By Lilly Rose Barshy
I probably should have taken his anger as a sign. I mean, I get angry too. I once threw a bottle of wine at the wall, and avoided gathering up the pieces for half a day. Because I wanted some kind of proof of my ability to feel. In the first three weeks of knowing him he got angry three times. Once because he was tired, once because the line in the supermarket was too long, and once because his bus was stuck in traffic. I guess this was valid, who likes to be stranded in a traffic jam caused by deserted construction sites? But his anger came wrapped in intricately thought-out explanations.

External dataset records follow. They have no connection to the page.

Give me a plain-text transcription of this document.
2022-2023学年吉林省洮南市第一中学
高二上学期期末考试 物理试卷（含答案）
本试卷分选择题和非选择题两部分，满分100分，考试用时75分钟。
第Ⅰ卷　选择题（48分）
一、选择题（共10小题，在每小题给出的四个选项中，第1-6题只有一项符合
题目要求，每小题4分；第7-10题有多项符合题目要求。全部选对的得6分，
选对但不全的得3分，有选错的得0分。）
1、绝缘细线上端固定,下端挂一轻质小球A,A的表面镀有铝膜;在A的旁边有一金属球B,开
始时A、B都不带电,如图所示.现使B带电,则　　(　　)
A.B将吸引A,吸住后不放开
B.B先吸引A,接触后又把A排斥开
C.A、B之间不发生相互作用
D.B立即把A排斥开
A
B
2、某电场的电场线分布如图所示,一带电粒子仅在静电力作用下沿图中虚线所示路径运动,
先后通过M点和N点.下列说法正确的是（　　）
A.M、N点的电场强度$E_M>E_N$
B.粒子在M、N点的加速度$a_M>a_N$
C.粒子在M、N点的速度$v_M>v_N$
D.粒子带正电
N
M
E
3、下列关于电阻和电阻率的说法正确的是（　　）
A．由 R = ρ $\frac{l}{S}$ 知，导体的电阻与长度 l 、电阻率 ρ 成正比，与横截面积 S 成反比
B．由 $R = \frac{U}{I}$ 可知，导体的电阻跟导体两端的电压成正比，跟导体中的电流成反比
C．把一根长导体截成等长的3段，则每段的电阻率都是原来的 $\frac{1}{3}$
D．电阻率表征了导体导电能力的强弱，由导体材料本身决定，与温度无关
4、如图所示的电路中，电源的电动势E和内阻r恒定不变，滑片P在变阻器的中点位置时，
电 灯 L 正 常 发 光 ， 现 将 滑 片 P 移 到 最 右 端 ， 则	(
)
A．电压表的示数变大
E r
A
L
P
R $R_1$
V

Me. I get angry when someone pisses me off or when I get stressed. He gets angry because, according to him, that’s how men cope. He responded with anger to everything. He got hurt, he got angry. He was impatient, he got angry. His sadness turned into anger, his grief did as well. His love was anger and so was his hate. I told him once that I thought he was angry a lot. He disagreed. “I just am vocal about it. Everyone gets angry, I just show it.” I said I don’t get angry that often. “That’s because you are a woman. Women get sad.”
I got angry when he said that.
He often cancelled on me, when he was angry, saying that he would be no fun to be around. Always so selfless and always deciding for me. He never let it out on me, but in a way, he always made me feel it.
Telling me about it or texting with an undertone that I could hear through the screen. I wondered if he just wanted to be vulnerable or if he hoped I would feel his anger too. Maybe he thought he would feel less lonely then, if he wasn’t the only one being angry.
We sat on the balcony once, when the rooms inside were a mess. We’d tried cooking curry, pots and pans piled high in the sink, sauce spilled across the counter. Everything was dirty, left with the promise of later, always later. That’s how we worked: let’s clean up later, let’s talk about it later. The sun had already set, leaving behind an echo of warmth that reverberated in the air, just enough to hold us there a little longer.
“I don’t understand,” he said. I know you don’t, I didn’t say. But I thought it, so he read it off my face anyway. He got up and came back with two bottles of beer. One for him and one for me. Because if he has to cope with drugs, then so do I.
He sighed and leaned back in his chair, hitting his head on the brick wall. “Fuck!” he yelled. He shrugged forward, pushing my beer bottle off the little glass table. The pieces shattered on the floor, and I wondered if this was the third broken thing.
He didn’t move. He didn’t make a motion to pick them up, and maybe he needed the broken glass like I once needed it. But wine, I thought, was classier than beer. He probably read that in my face too, or something else he wanted that gave him an excuse to be annoyed with me. Because his eyes darted at me like it was my fault, which he probably convinced himself somehow that it was. I like to do that too. Blame others for my mistakes, but I usually wait until they’re gone or not looking.
He didn’t feel the need to do that.
I think what made him even angrier was that he always had to understand. He couldn’t just feel it; he had to explain it, even to himself.
I don’t mind crying on a random afternoon just because I feel like it. Some days I’m fine, and some I’m not. And sometimes I don’t have to understand why. He always had to understand. But now he didn’t. And that ate at him like he was six feet down, slowly decomposing, and slowly dragging me along with him.
I wonder if I’d already missed the moment to jump ship, or if it had been right then and there.
“Fuck!” he yelled again. “It’s okay,” I said. “It’s just glass, we can clean it up.” “No, your leg.” I looked. A lonely red line ran down my shin. A small piece of glass had ricocheted off the ground and into my skin. It didn’t hurt, and I wouldn’t have noticed that I was hurt unless he hadn’t pointed it out. I knew he didn’t meant to hurt me but he did nonetheless, and I hadn’t even noticed.
He stared at the cut. I couldn’t help but wonder–was he avoiding my eyes? “We need to clean that. Disinfect it. There might be glass in the wound.” His voice sounded clinical. I don’t know why, but I cried. Maybe I didn’t want the red line on my leg to feel so alone, or maybe I was a professional at rubbing salt in my own wound.
He looked at me, confused. “Why are you crying? Does it hurt? It’s just a small cut.“ I shook my head, unable to explain that it wasn’t about the cut at all.
Maybe it was about the mess inside, the broken bottles, the canceled plans, and all the little moments we failed to understand each other. But I couldn’t explain it to him, because I didn’t even know it myself. “I don’t understand,” he said again. “I know you don’t,” I whispered, finally saying it out loud. “And that’s the problem.”